Clean and organize the room, as anesthesia may need more space than you realized. Collect all your items and organize them in the corner next to the chair or couch. The partner should have something to eat or drink, in the event they are allowed to stay in the room.
During the epidural placement:
The most important thing is to listen to the nurse and the anesthesiologist. As they will be walking you both through the sterile procedure. Many hospitals do not allow the partner to stay in the room during the placement. If this is the case, this is an excellent ice to grab a bite to eat and get some fresh air. However, if you are allowed to stay, expect to be sitting facing the mother, not touching her but offering her your silent support.
Right after the placement:
The nurse will be in the room for the first 20-30 minutes. She will be charting, taking blood pressure, checking in with the mother, and preparing next steps.
The mother will be layed on her back with a wedge under one hip. The epidural is gravity fed and mom needs to be flat to get equal coverage. Once she is numb, the nurse will place a Foley catheter to drain the mother’s bladder as she can no longer get up to pee.
She may need her partner bedside, holding her hand, or chatting with her. After the Foley is placed, encourage her to sleep. Lower the lights, cover her eyes if needed, and prepare to take a nap yourself.
Resting with the epidural:
The nurse or doula may adjust mom’s positions after the Foley is placed and mom is comfortable. Many hospitals use peanut balls to assist when with epidurals. The peanut ball positions may seem awkward, but most women sleep well with the ball. If a ball is not a viable use pillows between her knees and at her back for support. Your nurse or doula may come in to adjust her position as needed. She may also come in to adjust the monitors and prepare the room for delivery.
If the mother is unable or not interested in resting she may need distractions to pass the time. Watching TV, massage, fluids, handholding, day dreaming, and all form of love are helpful.
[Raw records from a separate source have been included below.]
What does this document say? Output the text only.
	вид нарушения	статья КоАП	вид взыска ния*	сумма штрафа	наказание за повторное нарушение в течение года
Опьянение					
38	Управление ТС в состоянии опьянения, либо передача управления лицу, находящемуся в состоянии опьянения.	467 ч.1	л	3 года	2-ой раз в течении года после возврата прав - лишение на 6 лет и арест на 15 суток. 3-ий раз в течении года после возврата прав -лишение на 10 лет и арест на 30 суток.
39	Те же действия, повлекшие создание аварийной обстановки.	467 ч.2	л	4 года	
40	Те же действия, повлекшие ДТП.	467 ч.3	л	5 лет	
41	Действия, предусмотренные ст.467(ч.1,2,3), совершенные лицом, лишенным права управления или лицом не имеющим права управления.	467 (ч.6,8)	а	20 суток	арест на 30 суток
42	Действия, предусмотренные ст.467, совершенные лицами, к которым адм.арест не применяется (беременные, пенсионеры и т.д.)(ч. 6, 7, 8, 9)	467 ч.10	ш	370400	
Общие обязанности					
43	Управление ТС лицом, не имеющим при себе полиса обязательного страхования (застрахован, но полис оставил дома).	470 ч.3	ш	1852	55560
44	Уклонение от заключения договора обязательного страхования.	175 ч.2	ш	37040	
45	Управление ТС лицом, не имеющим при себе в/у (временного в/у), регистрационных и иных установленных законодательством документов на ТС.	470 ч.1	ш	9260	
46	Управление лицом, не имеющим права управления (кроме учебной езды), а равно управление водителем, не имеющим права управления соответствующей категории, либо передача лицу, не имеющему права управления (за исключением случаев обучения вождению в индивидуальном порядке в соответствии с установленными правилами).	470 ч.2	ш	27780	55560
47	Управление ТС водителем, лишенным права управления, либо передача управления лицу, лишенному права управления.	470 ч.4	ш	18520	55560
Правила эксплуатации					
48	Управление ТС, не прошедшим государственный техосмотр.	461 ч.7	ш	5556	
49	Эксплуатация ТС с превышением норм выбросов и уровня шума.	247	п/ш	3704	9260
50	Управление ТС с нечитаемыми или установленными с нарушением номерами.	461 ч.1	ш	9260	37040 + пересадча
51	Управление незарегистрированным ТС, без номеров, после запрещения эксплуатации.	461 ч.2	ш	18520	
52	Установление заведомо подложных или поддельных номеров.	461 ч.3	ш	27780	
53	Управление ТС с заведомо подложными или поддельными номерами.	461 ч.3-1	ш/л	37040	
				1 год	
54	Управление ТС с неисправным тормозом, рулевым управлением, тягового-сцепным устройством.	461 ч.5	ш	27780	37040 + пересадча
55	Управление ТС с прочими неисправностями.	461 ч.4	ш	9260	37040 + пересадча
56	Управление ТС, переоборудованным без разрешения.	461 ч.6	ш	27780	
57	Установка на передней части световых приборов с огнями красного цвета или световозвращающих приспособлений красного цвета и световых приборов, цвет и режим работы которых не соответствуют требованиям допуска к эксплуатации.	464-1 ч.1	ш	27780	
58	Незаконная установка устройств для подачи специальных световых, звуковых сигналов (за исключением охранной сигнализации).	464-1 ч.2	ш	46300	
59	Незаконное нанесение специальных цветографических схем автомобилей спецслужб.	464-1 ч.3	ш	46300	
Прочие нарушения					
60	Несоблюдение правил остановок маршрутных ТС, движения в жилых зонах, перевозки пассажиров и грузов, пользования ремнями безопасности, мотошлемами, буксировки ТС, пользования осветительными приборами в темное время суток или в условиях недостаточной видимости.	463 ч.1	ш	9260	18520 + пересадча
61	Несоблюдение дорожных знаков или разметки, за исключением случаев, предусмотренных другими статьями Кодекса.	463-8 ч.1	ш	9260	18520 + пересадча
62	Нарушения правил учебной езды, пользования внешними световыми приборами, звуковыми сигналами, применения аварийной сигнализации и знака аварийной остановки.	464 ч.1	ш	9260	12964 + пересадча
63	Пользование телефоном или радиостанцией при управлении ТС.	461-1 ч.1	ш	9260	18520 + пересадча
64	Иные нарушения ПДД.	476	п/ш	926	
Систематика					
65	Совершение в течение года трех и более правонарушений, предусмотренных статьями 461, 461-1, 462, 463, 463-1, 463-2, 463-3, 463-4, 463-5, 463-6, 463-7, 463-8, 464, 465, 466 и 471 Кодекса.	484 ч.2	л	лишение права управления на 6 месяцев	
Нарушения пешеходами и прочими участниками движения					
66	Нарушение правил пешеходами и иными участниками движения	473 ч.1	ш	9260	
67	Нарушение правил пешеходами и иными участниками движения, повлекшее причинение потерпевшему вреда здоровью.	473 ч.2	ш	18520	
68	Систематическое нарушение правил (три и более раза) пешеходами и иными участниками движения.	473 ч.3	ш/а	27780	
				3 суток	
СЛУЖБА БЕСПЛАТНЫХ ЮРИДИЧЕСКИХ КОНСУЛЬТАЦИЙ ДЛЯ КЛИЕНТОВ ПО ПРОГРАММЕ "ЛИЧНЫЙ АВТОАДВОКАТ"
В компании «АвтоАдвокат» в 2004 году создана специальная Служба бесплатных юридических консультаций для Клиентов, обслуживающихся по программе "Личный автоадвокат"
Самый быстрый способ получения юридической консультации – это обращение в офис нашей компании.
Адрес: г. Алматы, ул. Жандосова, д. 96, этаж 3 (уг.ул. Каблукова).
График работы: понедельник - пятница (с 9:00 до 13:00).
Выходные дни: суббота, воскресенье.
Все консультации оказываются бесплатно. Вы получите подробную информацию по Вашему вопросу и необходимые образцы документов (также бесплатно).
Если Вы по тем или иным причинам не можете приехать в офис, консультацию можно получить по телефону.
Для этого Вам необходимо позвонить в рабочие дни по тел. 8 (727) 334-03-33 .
Most hospitals practice ‘laboring down’. This means giving the mother 30-60 minutes after she is found to be complete or 10 cm, to help her bring her baby down further in to the pelvis. The nurse or doula may change the mother’s position again to a gravity bearing position.
Pushing can take longer than expected with an epidural due to the lack of sensation. Some women may request the epidural to be reduced to facility pushing. A variety of positions can be used even with an epidural, such as side lying positions, hands and knees, and even tug-of-war to assist with delivery.
She will need sips of fluids between pushes and even chap stick. Fan her face, lay a cool wet washcloth on her forehead, and be supportive and positive.
Once the baby arrives focus on the baby. Count fingers and toes. Note the hair and facial features. Offer mom sips of fluid and something to eat once the medical team clears her to eat.
The epidural can take 2 hours to wear off. Getting up to pee can be challenging and it is important to follow staff guidelines until mom feels herself.
If you are at all unsure, at any time, call you nurse and ask for assistance.